The grapes to produce the Dolcetto d’Alba DOC Massolino were hand harvested and selected in the vineyards. They were then crushed and fermented in temperature controlled stainless-steel tanks at temperature of 27-29°C for a period of seven to nine days. Malolactic fermentation followed naturally in the same tanks. The wine is then aged for a short period of time in stainless-steel and cement tanks. After four months in the bottle, the wine is released.
This wine comes from a 3.2 hectares vineyard in the commune of Serralunga d’Alba. The altitude here is 330 meters above sea level and the soil has mixed consistency tending toward limestone.

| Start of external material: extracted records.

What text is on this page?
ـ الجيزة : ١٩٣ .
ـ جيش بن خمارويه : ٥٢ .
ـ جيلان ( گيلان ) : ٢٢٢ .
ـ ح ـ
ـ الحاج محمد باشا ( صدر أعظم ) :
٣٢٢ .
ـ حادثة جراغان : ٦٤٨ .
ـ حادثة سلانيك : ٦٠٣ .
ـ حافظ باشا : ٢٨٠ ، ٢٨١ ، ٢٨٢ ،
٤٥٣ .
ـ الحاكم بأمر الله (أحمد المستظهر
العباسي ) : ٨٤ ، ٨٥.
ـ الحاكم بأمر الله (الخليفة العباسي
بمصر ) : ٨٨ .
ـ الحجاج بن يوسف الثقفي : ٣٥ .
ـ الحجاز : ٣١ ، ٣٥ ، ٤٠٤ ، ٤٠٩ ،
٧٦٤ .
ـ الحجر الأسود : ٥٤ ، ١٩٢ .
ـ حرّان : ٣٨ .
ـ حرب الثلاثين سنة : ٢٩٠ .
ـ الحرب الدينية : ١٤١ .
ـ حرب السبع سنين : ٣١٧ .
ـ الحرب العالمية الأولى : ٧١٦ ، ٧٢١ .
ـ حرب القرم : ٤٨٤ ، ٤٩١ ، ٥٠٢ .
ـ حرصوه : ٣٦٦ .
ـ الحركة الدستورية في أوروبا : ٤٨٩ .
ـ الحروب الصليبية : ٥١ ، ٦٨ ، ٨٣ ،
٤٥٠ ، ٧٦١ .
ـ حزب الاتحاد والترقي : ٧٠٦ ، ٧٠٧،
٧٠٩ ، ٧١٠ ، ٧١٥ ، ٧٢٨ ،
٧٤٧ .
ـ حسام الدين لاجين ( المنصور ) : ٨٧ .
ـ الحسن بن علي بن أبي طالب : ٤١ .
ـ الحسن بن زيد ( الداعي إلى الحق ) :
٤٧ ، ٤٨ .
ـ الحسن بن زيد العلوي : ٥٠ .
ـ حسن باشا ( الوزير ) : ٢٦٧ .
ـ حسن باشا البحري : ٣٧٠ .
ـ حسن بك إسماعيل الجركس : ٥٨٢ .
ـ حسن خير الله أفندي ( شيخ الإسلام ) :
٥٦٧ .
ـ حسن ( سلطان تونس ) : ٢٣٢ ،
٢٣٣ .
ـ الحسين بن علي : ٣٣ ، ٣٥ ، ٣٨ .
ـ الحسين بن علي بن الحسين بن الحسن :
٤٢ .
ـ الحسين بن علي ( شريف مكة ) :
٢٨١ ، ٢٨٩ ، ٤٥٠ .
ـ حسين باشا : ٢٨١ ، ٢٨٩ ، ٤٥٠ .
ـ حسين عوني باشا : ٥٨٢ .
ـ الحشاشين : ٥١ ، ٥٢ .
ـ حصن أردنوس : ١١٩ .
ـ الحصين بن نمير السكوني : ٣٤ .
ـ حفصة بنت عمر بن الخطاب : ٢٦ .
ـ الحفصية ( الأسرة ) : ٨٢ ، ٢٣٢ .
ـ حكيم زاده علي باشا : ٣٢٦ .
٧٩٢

Vines are trained following the Guyot system, planted at a density of 5000 vines per hectare for the younger vines and 6.000 for the older plantings. The average age of the vines is 20 – 25 years and the first year of production was 1896.
This 23 hectare estate has been in the Massolino family since 1896. Since 1994 the style of the wines has undergone a subtle transformation. Winemaker Franco Massolino has done a wonderful job of marrying change with a respect for tradition, something that sets him apart from most of the younger producers in Barolo today. This is in part dictated by the nature of the vineyards that the Massolino family owns in the commune of Serralunga d’Alba – the source of some of the greatest, most structured, robust and long-lived Barolo wines.